Saint Mary's has spent the past two days adjusting to uncharted waters. The 10th-seeded Gaels, playing in the South Regional, have become a national story after advancing past the first weekend of the tourney for the first time in the modern era. They play third-seeded Baylor on Friday in Houston.
On Monday, the school's athletic department put together a special session of media availability to accommodate the enhanced interest. A few dozen members of the press showed up.
"This is different. We're not used to coming to the gym with this many reporters," Saint Mary's coach Randy Bennett said. "But the reality of the deal is we're going to have to play Baylor in Texas. They're going to have a bunch of fans there. They're a good team, very athletic. We have to be ready to play."
Saint Mary's players said they've spent the past two days fielding congratulations around campus and in the community — "If you have on any Saint Mary's stuff, people recognize you a little more," guard Mickey McConnell said — but the Gaels do indeed have a game to play. And considering nobody involved with the program ever has been down this road, the focus is on making sure the team redirects its energy toward basketball.
"It is overwhelming," Samhan said. "For Coach, it's overwhelming, too. That's the craziest part. None of us have ever been here. We're going through all of this for the first time. It's great and a lot of fun, but you can't get hung up in the moment. If you do, it will end quick."

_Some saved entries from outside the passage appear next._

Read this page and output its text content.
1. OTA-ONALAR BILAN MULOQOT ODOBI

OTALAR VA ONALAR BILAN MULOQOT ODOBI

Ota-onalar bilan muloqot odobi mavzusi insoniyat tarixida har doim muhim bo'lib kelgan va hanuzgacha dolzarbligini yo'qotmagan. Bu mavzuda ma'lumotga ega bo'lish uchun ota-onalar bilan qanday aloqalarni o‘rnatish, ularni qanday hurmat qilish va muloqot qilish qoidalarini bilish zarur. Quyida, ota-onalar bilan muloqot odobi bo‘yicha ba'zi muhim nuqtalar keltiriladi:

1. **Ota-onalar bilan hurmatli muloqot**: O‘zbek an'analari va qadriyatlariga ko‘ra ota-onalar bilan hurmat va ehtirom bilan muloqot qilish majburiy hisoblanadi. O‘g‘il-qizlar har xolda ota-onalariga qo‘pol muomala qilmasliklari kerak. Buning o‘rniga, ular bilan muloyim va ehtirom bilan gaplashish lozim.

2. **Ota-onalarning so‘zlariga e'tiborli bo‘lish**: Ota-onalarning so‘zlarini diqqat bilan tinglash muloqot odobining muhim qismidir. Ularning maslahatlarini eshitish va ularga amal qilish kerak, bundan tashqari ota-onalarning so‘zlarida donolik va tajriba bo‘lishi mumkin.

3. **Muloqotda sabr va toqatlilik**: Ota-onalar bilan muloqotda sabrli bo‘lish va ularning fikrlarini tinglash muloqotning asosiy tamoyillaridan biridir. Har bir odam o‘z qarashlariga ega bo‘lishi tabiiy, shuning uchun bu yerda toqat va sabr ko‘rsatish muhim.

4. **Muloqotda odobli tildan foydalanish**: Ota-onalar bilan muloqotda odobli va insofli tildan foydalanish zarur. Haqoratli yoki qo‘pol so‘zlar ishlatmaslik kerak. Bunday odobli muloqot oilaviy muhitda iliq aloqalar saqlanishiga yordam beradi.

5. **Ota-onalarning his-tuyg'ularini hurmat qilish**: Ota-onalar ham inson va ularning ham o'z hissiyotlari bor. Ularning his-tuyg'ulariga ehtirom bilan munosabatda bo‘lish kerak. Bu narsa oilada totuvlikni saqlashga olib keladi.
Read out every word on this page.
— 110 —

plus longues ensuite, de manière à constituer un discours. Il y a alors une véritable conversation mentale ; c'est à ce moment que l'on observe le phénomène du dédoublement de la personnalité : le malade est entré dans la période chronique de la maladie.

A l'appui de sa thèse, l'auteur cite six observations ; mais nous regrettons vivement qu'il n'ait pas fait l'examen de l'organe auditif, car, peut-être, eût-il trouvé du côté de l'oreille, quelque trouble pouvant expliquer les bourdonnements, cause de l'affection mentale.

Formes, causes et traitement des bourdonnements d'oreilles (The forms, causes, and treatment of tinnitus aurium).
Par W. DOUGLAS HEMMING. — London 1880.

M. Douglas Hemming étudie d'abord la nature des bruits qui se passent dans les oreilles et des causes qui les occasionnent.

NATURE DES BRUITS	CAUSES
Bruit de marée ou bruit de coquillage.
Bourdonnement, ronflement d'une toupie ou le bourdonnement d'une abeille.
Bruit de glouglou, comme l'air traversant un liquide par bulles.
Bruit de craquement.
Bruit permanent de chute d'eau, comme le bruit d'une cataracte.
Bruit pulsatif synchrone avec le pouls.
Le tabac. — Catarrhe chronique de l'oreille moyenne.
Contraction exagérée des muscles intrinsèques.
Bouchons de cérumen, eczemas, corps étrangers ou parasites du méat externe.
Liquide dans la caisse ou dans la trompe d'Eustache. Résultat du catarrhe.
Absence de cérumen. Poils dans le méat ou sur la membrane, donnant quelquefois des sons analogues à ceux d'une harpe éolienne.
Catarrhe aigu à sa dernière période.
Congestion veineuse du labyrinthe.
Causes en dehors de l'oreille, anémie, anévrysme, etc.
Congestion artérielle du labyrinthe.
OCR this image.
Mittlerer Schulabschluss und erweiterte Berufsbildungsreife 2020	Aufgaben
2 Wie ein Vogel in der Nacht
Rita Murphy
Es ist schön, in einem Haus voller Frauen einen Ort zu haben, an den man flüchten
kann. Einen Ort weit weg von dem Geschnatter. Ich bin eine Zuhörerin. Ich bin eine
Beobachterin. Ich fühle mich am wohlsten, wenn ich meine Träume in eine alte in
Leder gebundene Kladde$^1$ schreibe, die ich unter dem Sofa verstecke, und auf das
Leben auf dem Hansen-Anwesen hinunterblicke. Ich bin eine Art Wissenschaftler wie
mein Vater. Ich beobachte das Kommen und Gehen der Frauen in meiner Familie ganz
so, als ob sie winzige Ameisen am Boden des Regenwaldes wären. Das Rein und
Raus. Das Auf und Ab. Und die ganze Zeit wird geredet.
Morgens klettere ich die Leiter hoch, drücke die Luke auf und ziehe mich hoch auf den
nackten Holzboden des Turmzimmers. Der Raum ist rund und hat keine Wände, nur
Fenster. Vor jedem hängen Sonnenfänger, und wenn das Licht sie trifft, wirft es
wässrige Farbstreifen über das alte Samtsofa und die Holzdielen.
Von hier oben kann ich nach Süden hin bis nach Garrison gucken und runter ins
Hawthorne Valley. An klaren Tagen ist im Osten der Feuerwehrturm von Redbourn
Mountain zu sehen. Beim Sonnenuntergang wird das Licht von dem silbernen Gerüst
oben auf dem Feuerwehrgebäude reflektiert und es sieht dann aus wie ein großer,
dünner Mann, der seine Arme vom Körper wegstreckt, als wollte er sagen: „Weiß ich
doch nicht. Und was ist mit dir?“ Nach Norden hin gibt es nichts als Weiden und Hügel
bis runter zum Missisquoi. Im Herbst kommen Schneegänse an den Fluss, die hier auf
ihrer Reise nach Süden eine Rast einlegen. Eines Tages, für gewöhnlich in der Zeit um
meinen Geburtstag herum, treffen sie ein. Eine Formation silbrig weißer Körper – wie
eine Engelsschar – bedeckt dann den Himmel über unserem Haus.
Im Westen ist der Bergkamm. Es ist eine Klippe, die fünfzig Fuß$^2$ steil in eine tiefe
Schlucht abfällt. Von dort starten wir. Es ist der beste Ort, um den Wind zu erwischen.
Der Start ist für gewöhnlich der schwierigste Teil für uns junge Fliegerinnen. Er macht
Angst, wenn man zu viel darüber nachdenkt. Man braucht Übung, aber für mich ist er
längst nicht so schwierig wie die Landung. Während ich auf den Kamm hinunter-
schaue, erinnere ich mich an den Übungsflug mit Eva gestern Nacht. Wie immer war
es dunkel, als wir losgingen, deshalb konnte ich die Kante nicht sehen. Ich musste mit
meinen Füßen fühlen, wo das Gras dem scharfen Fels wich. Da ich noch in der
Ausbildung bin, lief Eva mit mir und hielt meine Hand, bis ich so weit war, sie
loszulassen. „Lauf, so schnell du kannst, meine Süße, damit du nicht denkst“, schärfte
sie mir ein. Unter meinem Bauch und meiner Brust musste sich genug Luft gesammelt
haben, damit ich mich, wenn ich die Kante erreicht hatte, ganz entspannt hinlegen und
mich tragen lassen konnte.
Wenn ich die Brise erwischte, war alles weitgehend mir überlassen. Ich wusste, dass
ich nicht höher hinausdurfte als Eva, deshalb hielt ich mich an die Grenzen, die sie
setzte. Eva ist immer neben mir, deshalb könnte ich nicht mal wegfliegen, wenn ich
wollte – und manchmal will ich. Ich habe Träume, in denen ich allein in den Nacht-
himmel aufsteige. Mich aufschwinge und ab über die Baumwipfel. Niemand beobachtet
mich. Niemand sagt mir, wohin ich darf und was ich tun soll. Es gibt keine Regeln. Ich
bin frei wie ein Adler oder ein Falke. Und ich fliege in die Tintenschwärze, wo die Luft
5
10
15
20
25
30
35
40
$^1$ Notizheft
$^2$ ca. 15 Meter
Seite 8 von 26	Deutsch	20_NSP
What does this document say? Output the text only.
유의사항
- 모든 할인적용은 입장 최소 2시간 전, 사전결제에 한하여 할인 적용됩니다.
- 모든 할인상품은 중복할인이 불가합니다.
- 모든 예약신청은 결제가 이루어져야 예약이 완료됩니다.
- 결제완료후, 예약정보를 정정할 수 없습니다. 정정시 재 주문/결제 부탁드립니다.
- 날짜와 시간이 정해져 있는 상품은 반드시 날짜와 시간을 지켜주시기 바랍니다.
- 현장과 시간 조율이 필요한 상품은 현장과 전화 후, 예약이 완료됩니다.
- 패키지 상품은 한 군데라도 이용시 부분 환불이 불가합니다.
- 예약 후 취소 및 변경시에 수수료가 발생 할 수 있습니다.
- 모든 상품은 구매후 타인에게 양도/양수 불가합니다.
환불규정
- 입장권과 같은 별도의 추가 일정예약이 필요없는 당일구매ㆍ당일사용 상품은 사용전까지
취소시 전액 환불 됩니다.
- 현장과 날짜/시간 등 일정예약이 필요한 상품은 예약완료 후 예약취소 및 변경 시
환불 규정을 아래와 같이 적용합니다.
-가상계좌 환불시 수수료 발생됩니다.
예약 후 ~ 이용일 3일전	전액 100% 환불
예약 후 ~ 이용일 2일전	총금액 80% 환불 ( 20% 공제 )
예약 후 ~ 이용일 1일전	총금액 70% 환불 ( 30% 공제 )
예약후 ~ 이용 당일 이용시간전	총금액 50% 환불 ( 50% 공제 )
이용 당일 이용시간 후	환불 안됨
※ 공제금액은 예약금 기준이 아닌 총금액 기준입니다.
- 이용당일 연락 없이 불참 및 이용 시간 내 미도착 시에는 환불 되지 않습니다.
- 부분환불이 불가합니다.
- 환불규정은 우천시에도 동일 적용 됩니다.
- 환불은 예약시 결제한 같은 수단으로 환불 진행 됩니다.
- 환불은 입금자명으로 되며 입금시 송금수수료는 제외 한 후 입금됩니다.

They're in new territory: Both programs are making their first appearance in the modern era's Sweet 16. Baylor reached the Final Four in 1948 and 1950, when only eight teams played in the tournament. Saint Mary's reached the Elite Eight in 1959, when only 23 teams started the tourney.
Stretch-run superiority: Saint Mary's has won 13 of its past 15. Baylor has won 12 of its past 15.
The head coaches are sons of coaches: The Gaels' Bennett played for his dad, Tom, at Mesa (Ariz.) Community College. The Bears' Scott Drew is the son of longtime Valparaiso coach Homer Drew. The two never have coached against each other, but they're acquaintances from years on the recruiting trail. Saint Mary's and Baylor also participated in the 76 Classic in Anaheim two years ago.
"We're familiar with them and what a great job they do,'' Drew said.
The big men on campus: Samhan has been one of the best players in the NCAA tournament, with two-game totals of 61 points and 19 rebounds. But Baylor's 6-foot-10 Ekpe Udoh (33 and 12) is one of the fastest-rising prospects on NBA draft boards. The junior, who transferred to Baylor from Michigan, is projected to be a lottery pick this June if he leaves school.
Bay Area News Group's Jon Wilner contributed to this notebook.